The present invention relates to magnetic storage apparatus and longitudinal magnetic recording media and more particularly, to a longitudinal magnetic recording medium which is low in media noise and is less susceptible to thermal fluctuation as well as to a magnetic storage apparatus which has a recording density as high as, e.g., 3 giga-bits or more per inch.sup.2.
As computers having higher performances are developed, the quantity of information to be treated such as image data has been steadily increased. This also has required a larger capacity of a magnetic disk device as an external storage device. At present, a recording density of several hundreds of mega-bytes per inch.sup.2 is realized. As a magnetic head for such a high-density magnetic disk device, there has been recently employed an inductive/magneto-resistive composite head which is separated into recording and reproducing parts so that an inductive head is used as the recording part and a magneto-resistive (MR) head is used as the reproducing part. The magneto-resistive head is higher in reproducing sensitivity than the prior art inductive head, so that, even when the size of recorded bits is much reduced and leakage flux is decreased from the medium, a sufficient reproducing or read output can be obtained. Further, there has been developed a spin-valve type giant magneto-resistive head having a much increased reproducing sensitivity.

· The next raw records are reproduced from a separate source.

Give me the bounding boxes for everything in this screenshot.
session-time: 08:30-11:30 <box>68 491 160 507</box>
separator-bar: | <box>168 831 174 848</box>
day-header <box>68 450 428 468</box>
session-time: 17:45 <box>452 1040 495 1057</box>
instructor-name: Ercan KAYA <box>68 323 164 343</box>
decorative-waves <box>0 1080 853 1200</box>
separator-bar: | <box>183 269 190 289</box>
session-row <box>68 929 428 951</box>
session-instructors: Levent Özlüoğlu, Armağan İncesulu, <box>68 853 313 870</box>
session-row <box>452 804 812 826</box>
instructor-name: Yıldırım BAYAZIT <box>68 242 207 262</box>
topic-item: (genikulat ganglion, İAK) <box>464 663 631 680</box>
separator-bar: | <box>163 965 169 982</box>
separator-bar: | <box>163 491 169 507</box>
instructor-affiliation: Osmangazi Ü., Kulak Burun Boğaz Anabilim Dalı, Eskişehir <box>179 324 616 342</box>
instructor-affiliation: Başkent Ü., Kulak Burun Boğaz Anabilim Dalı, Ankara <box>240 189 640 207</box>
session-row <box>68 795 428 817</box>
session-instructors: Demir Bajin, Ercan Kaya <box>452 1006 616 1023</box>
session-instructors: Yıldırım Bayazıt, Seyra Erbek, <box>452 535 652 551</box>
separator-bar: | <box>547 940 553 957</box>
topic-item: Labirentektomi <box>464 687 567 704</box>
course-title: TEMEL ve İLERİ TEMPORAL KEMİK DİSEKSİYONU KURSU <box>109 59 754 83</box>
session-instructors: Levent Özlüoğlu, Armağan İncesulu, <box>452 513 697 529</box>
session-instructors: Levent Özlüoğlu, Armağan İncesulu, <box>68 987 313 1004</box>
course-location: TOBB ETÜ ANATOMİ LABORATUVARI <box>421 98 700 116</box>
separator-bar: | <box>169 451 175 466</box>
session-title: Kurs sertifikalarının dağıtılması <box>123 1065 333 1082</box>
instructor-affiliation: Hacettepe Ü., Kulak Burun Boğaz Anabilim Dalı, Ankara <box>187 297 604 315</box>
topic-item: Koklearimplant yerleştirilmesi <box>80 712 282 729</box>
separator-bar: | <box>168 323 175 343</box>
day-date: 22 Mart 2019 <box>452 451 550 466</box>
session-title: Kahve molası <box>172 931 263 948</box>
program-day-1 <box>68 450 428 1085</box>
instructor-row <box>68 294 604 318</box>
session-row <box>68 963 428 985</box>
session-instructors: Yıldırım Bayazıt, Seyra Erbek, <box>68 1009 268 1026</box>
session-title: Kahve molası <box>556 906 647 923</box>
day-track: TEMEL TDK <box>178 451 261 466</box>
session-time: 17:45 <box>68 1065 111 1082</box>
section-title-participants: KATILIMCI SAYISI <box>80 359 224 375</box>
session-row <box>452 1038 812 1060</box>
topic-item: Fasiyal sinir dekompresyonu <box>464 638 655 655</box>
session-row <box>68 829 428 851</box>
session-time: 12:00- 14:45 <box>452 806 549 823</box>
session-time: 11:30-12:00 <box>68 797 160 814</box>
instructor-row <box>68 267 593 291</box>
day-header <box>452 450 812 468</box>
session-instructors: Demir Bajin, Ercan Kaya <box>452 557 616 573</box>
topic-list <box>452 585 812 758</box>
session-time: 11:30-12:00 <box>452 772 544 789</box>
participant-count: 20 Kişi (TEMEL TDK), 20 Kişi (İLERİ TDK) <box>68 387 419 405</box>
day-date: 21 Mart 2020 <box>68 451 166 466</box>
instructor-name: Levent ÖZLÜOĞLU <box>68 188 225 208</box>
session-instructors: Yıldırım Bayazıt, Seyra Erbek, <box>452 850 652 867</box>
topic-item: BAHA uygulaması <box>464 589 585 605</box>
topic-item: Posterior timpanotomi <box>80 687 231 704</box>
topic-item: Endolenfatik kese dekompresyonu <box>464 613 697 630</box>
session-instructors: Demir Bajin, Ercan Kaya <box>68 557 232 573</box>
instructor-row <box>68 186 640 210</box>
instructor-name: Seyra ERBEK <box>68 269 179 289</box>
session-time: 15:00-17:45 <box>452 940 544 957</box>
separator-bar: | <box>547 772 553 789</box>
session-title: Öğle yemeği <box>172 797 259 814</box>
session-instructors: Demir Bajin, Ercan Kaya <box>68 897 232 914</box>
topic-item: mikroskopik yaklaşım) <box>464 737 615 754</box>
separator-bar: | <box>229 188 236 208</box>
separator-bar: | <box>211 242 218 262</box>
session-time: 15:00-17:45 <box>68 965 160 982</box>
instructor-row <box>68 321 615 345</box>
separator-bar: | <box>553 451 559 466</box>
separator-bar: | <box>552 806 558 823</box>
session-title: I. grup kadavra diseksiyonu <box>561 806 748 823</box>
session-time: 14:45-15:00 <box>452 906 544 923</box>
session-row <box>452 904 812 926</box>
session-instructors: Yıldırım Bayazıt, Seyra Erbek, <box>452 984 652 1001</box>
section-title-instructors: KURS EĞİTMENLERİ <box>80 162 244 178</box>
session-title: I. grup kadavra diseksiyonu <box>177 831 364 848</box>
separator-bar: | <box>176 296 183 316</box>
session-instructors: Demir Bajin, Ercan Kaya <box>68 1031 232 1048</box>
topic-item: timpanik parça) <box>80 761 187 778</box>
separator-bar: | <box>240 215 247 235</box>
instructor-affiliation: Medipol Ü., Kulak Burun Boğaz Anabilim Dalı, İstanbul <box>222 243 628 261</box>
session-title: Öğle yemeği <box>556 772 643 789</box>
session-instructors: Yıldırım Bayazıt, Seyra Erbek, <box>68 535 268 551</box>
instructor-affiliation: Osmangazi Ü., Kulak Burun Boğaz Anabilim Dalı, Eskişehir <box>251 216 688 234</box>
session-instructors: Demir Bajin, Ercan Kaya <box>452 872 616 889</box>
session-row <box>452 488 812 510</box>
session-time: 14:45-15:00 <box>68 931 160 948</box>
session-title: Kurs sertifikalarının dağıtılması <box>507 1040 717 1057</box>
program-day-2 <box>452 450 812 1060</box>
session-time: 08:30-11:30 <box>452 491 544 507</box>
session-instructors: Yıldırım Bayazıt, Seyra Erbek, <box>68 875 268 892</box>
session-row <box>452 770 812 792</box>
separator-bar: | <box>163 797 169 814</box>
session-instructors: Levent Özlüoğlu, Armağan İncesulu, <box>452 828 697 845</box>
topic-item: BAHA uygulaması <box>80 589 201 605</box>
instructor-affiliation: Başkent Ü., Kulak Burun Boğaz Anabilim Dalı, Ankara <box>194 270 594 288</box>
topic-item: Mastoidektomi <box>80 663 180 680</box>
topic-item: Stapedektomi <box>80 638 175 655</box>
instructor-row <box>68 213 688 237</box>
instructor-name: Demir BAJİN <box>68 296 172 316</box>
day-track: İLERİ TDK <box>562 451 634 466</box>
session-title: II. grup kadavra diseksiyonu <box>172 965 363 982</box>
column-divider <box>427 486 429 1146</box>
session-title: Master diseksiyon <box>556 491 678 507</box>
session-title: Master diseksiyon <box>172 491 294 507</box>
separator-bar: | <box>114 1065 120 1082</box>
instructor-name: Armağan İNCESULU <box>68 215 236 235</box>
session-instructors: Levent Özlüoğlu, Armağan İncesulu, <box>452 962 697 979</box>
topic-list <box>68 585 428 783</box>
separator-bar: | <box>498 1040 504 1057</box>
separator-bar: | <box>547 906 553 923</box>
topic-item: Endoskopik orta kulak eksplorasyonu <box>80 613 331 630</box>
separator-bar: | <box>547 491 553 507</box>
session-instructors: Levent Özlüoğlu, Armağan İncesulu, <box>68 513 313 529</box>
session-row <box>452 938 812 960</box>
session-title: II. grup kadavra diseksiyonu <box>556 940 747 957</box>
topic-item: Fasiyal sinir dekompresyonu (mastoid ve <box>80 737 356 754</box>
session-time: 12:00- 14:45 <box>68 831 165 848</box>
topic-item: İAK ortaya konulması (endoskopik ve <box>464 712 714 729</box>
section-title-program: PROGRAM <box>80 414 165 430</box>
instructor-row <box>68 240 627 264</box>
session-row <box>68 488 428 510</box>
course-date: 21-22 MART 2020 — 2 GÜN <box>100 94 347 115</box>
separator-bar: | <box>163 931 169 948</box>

A longitudinal magnetic recording medium now commercially available is made up of a magnetic layer of a Co alloy such as CoNiCr, CoCrTa or CoCrPt and a Cr underlayer for control of crystallographic orientation of the magnetic layer. Since the Co alloy magnetic layer has a hexagonal close-packed (hcp) structure having a c axis as an axis of easy magnetization, when the magnetic layer is used for a longitudinal magnetic recording medium, it is desirable to align the c axis to be in-plane. To this end, a technique has been employed such that a Cr underlayer having a body-centered cubic (bcc) structure is first formed on a substrate, and a Co alloy magnetic layer is epitaxially grown on the Cr underlayer so that the c axis is oriented to be in-plane. When CoCrPt alloy is employed for the magnetic layer, a technique has been proposed in which Ti or V is added to a Cr underlayer to increase a lattice spacing and to improve a lattice matching between the underlayer and magnetic layer, thus orienting the c axis more closely to be in-plane (refer to JP-A-63-197018, laid open on Aug. 15, 1988 and JP-A-62-257618 laid open on Nov. 10, 1987).
When a MR head is used as a reproducing head, not only a signal but also noise from the longitudinal recording magnetic medium would be picked up with high sensitivity, for which reason the longitudinal magnetic recording medium is required to be lower in noise than the prior art. The media noise results mainly from a region (magnetization transition region) in which magnetization is disturbed between recording bits. Thus narrowing the region leads to reduction in the media noise. As is well known, this is effectively achieved by making fine magnetic crystal grains or magnetic grains of the magnetic layer and weakening interaction between the particles to thereby make magnetization reversal size small. As has been mentioned above, since an epitaxial relationship is established between the magnetic layer and underlayer, magnetic grains can be made fine by making fine particles of the underlayer. Methods for making the underlayer particles fine are considered to include a method for making the thickness of the underlayer small and a method for adding doping elements to the underlayer.
These methods, however, have problems that it is difficult to keep desired crystallographic orientation and to form a film having an excellent crystalline structure, and further it is hard to establish a good epitaxial relationship between the underlayer and the magnetic layer. There occurs another problem of thermally unstable magnetization involved by excessive fine magnetic grains, which results in that a recorded signal decreases with time. An important factor of fabricating a microstructure desirable for high-density recording is to make fine particles and also to make dispersion of particle sizes small to thereby suppress formation of particles which are too fine to be immune to the influence of thermal fluctuation.